An example that comes to mind is Kanemaki ryū⁵ and its current curriculum. During WWII, many teachers are said to have been recruited to fight, and is also stated that many lost their lives in the war. Kanemaki ryū, a school that teaches battōjutsu, is said to have specialized in more areas regarding kenjutsu, such as kumitachi (組太刀, sword techniques done in paired forms). However, this is no longer the case because the successor during the time of WWII went to war and perished before passing down this knowledge. While this is stated in numerous Japanese sites, there is no official word from the current school of Kanemaki ryū. If this case is true, then it is a standing example of how invaluable information can be lost.

CONCLUSION

This ends our look at the term shitsuden means and how certain martial systems can be classified under this. In part 2, we will look at how lost or discontinued martial systems are are collected, analyzed, and in certain cases, recreated.


1) Chūjō ryū Heihō (中将流兵法), which is well known for its kenjutsu, is an example of a shitsuden (lost) style. For more on this, please visit an older post here.

2) Yagyū Shinkage ryū (柳生新陰流) is a martial system that specializes in kenjutsu. A branch of Shinkage ryū, this particular line is maintained by the Yagyū family today.

3) This is in reference to battlefield-style naginata, which were longer and much heavier than the ones used for protecting one’s home or castle.

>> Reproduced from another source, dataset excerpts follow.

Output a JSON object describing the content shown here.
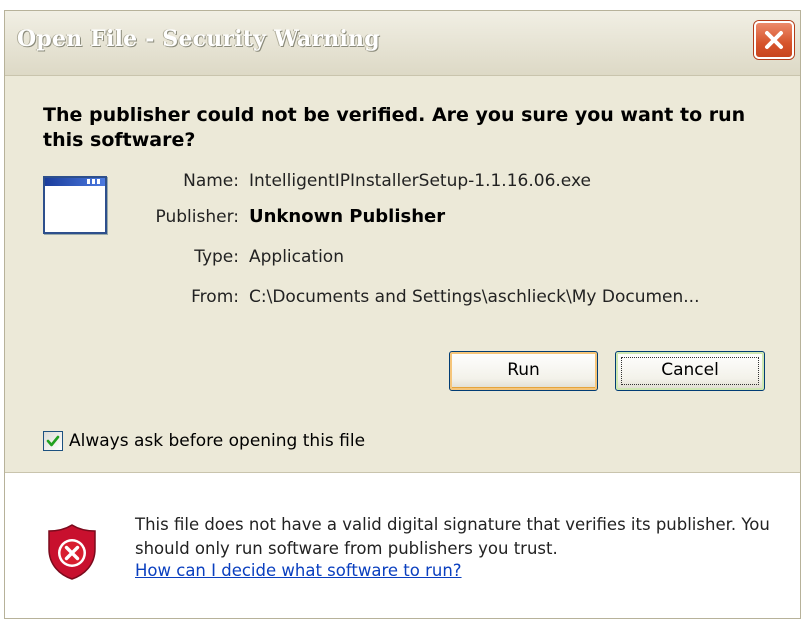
{
  "window": {
    "title": "Open File - Security Warning"
  },
  "heading": "The publisher could not be verified.  Are you sure you want to run this software?",
  "details": {
    "name_label": "Name:",
    "name_value": "IntelligentIPInstallerSetup-1.1.16.06.exe",
    "publisher_label": "Publisher:",
    "publisher_value": "Unknown Publisher",
    "type_label": "Type:",
    "type_value": "Application",
    "from_label": "From:",
    "from_value": "C:\\Documents and Settings\\aschlieck\\My Documen..."
  },
  "buttons": {
    "run_label": "Run",
    "cancel_label": "Cancel"
  },
  "checkbox": {
    "label": "Always ask before opening this file",
    "checked": true
  },
  "info": {
    "message": "This file does not have a valid digital signature that verifies its publisher.  You should only run software from publishers you trust.",
    "link_text": "How can I decide what software to run?"
  },
  "icons": {
    "close": "close-icon",
    "file": "application-window-icon",
    "shield": "shield-error-icon",
    "check": "checkmark-icon"
  },
  "colors": {
    "title_bar": "#ddd9c6",
    "close_button": "#d6542c",
    "link": "#0a3fbf",
    "shield": "#c8102e"
  }
}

4) In some instances, a family name was given for political reasons, or to boost certain families’ power and influences. Sometimes granting the use of a family name had a price on it, whether it be with money or a different form of payment.

5) Kanemaki ryū (鐘捲流) is once said to have kenjutsu based on the teachings of Chūjō ryū. This included proficient use of a short sword like a kodachi (小太刀). To understand how it may have been, please refer to an older post on Chūjō ryū here.